The build and tar.bz2
creation is straightforward. The tarball gets uploaded as an artifact to
the build job. This build job’s ID is encoded in CI_JOB_URL
and it is specific for this
exact build job. The next job which is for release will have another ID.
Because the release job has another ID we have to store the DOWNLOAD_LINK
in this job. I chose
for the raw link, because I want to easily download the latest release with curl
when deploying.
Without the raw part in the URL, we’d be presented the artifact download or preview page.
Lastly the rules
are to run this job only if a commit is made to the default branch or when a
tag has been created, or both.
release_job:
stage: deploy
image: registry.gitlab.com/gitlab-org/release-cli:latest
rules:
- if: $CI_COMMIT_TAG # Run this job when a tag is created
script:
- echo "running release_job"
release: # See https://docs.gitlab.com/ee/ci/yaml/#release for available properties
tag_name: $CI_COMMIT_TAG
name: 'Release $CI_COMMIT_TAG'
description: 'Release created for version $VERSION.'
assets:
links:
- name: '$TARBAL_FILENAME'
url: '$DOWNLOAD_LINK'
The release job uses the release-cli
command line tool. I followed the instructions on the
GitLab documentation
on how to use the release
and the only thing that was missing there was how to get the link to an artifact
built in a prior job of this pipeline. I chose to store the link to the download in an environment
variable at DOWNLOAD_LINK
and this seems to work out fine.
I did wonder how release-cli
knows where to connect to and what defaults to use, but apparently
this is just picking it up from the predefined CI_
environment variables.
Conclusion
Finally, another blog post after a short 8-year break. I figured to make it a bit meta by having the topic on the blog itself and how I revived it. One part is missing, which is how I am deploying the automatically built tarballs. This is not automatic yet, and I will have to think about how I want to do that. It’ll be a topic in another post. I don’t yet know if I want to push it from my CI/CD pipeline, because then I’ll need to have some credentials on there. Pulling it from a cron job on the target box could also work, but is a bit lame I think.
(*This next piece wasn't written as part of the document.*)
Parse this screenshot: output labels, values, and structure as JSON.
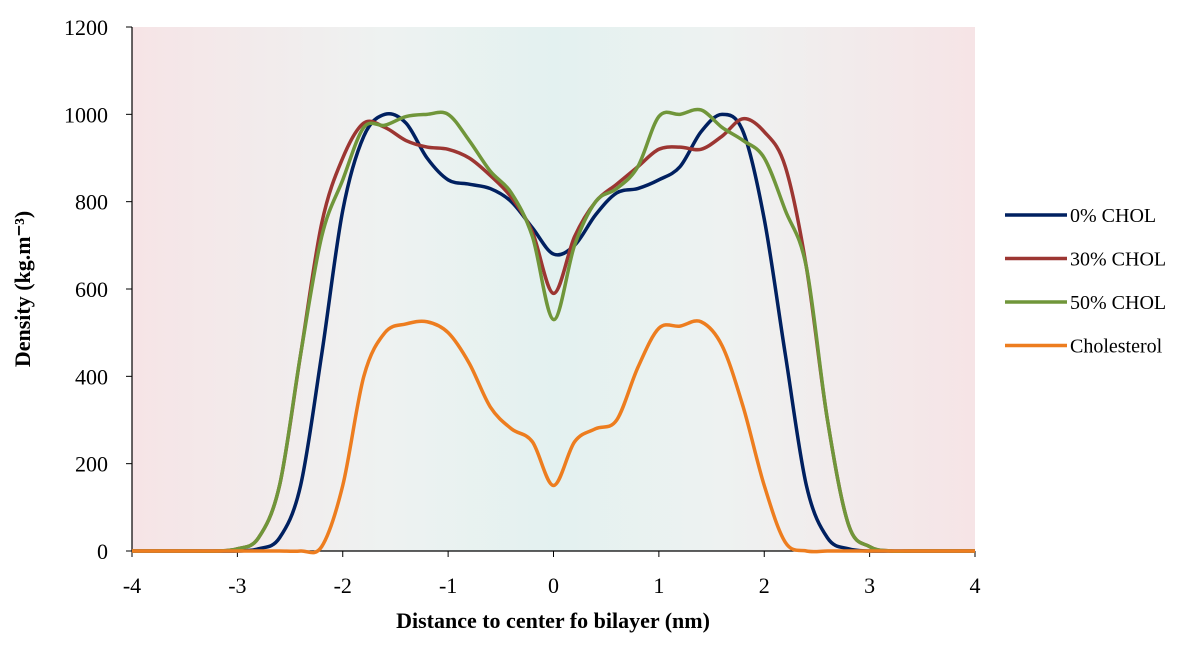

Other ideas for topics include some research and maybe implementation of a commenting system. I want the blog te remain a static HTML site, so that’ll be interesting. And I am also working again on a tower defense game, this time using Bevy Engine in rust and I want to share my learnings on Entity Component Systems which I think are super cool. For The game I’ll also be using AI art generation and maybe ChatGPT to help me with some story elements!